Deitz se retourna lentement. Son

visage avait changé. Ses lèvres tremblaient de colère. Ses yeux le regardaient

fixement.

– Vous faisiez quoi ?

– Je faisais semblant, dit

Stu avec un grand sourire.

Deitz fit deux pas hésitants dans

sa direction. Ses poings se fermèrent, s’ouvrirent, se fermèrent encore.

– Pourquoi ? Qu’est-ce

qui vous passe par la tête ?

– Désolé. Ultra-secret.

– Sale petit con.

La stupeur avait rendu la voix de

Deitz presque douce.

– Allez-y, dit Stu. Allez-y.

Dites-leur qu’ils peuvent faire leurs examens.

Il dormit mieux cette nuit-là qu’il

ne l’avait fait depuis son arrivée. Et il fit un rêve qui lui laissa un

souvenir très vif. Il avait toujours beaucoup rêvé – sa femme se plaignait qu’il

ne cessait de remuer et de marmonner dans son sommeil – mais il n’avait jamais

eu un rêve comme celui-là.

Il se trouvait sur une route de

campagne, à l’endroit précis où l’asphalte noir cédait la place à des

gravillons blancs. C’était l’été et le soleil l’éblouissait. Des deux côtés de

la route s’étendaient des champs de maïs vert, à perte de vue. Il y avait un panneau

indicateur, mais il était couvert de poussière et il ne pouvait le lire. On entendait

des corbeaux croasser dans le lointain. Plus près, quelqu’un jouait de la guitare.

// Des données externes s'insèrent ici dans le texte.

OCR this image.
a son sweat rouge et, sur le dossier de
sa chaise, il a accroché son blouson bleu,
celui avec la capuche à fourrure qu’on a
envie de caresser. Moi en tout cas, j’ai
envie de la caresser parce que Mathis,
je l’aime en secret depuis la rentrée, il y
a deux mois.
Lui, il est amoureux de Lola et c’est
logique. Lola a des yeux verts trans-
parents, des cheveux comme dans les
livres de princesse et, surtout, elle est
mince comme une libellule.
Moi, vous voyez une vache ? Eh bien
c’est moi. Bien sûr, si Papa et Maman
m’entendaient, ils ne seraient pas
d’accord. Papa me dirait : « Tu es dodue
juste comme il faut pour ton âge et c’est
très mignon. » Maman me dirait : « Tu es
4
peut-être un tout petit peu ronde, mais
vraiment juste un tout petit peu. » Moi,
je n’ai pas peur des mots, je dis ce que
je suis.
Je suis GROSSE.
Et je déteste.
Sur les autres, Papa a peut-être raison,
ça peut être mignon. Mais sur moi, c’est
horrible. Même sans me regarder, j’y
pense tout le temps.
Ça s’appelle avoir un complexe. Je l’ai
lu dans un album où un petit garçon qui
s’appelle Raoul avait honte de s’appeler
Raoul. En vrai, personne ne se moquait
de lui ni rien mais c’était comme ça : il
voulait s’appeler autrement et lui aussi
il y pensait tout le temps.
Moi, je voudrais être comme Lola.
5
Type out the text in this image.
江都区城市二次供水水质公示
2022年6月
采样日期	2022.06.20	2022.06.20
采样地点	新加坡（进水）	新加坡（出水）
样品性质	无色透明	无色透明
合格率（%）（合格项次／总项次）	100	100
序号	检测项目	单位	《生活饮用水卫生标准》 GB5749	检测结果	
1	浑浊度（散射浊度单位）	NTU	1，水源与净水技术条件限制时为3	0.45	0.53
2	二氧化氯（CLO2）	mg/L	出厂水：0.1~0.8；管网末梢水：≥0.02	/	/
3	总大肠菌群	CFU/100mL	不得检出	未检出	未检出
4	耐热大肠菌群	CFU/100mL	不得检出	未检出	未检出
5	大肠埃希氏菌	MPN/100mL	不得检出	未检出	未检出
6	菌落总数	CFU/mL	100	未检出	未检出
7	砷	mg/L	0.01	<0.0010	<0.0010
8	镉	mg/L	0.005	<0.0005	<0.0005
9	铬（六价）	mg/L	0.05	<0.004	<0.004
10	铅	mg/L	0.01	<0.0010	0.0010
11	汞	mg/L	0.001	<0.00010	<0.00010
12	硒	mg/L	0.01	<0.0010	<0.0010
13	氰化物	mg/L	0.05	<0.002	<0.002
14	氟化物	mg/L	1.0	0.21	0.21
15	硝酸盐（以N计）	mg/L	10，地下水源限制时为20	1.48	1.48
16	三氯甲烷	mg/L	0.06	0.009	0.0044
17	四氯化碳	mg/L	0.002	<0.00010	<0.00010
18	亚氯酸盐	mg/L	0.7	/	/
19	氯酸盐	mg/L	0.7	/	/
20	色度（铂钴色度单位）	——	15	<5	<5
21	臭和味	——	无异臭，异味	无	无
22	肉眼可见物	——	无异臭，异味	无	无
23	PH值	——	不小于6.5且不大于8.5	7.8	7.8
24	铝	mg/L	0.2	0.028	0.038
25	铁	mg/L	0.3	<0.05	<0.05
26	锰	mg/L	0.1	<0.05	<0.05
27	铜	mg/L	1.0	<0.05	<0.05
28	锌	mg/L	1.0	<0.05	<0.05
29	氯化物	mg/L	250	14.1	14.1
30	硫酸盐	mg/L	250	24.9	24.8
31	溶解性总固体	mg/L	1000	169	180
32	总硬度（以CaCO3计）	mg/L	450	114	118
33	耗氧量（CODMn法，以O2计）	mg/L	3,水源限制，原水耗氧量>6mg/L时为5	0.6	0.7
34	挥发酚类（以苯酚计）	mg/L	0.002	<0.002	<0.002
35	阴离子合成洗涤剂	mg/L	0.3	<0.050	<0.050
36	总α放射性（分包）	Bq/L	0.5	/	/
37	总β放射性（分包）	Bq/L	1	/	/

Vic Palfrey jouait lui aussi de la guitare, un bel instrument.

C’est là que je dois aller, pensait

Stu dans son rêve. Oui, c’est vraiment là, c’est bien là.

Quel était cet air ? Beautiful

Zion ? The Fields of My Father’s Home ? Sweet

Bye and Bye ? Un air qu’il avait entendu du temps de son enfance, un

air qu’il associait à un plongeon, à un pique-nique sur l’herbe. Mais il ne se

souvenait pas du titre.

Puis la musique s’arrêta. Un

nuage masqua le soleil. Et Stu commença à avoir peur. Il sentait quelque chose

de terrible, pire que la peste, qu’un incendie, qu’un tremblement de terre. Quelque

chose au milieu du maïs observait. Quelque chose de noir se cachait au milieu

du maïs.

Il regarda et vit deux yeux

rouges étincelants, très loin dans l’ombre. Ces yeux le remplirent de cette

peur paralysante et sans espoir que ressent la poule devant la belette. Lui pensa-t-il. L’homme sans visage. Oh, mon Dieu. Oh, mon Dieu, non.

Puis le rêve s’évanouit. Il se

réveilla inquiet, troublé, mais soulagé. Il alla dans la salle de bains, puis

se posta devant sa fenêtre. Il regarda la lune. Il revint se coucher, mais dut

attendre une heure avant de se rendormir. Tout ce maïs, songeait-il, à moitié

endormi. Sans doute l’Iowa ou le Nebraska, peut-être le nord du Kansas. Mais il

n’avait jamais été là-bas de sa vie.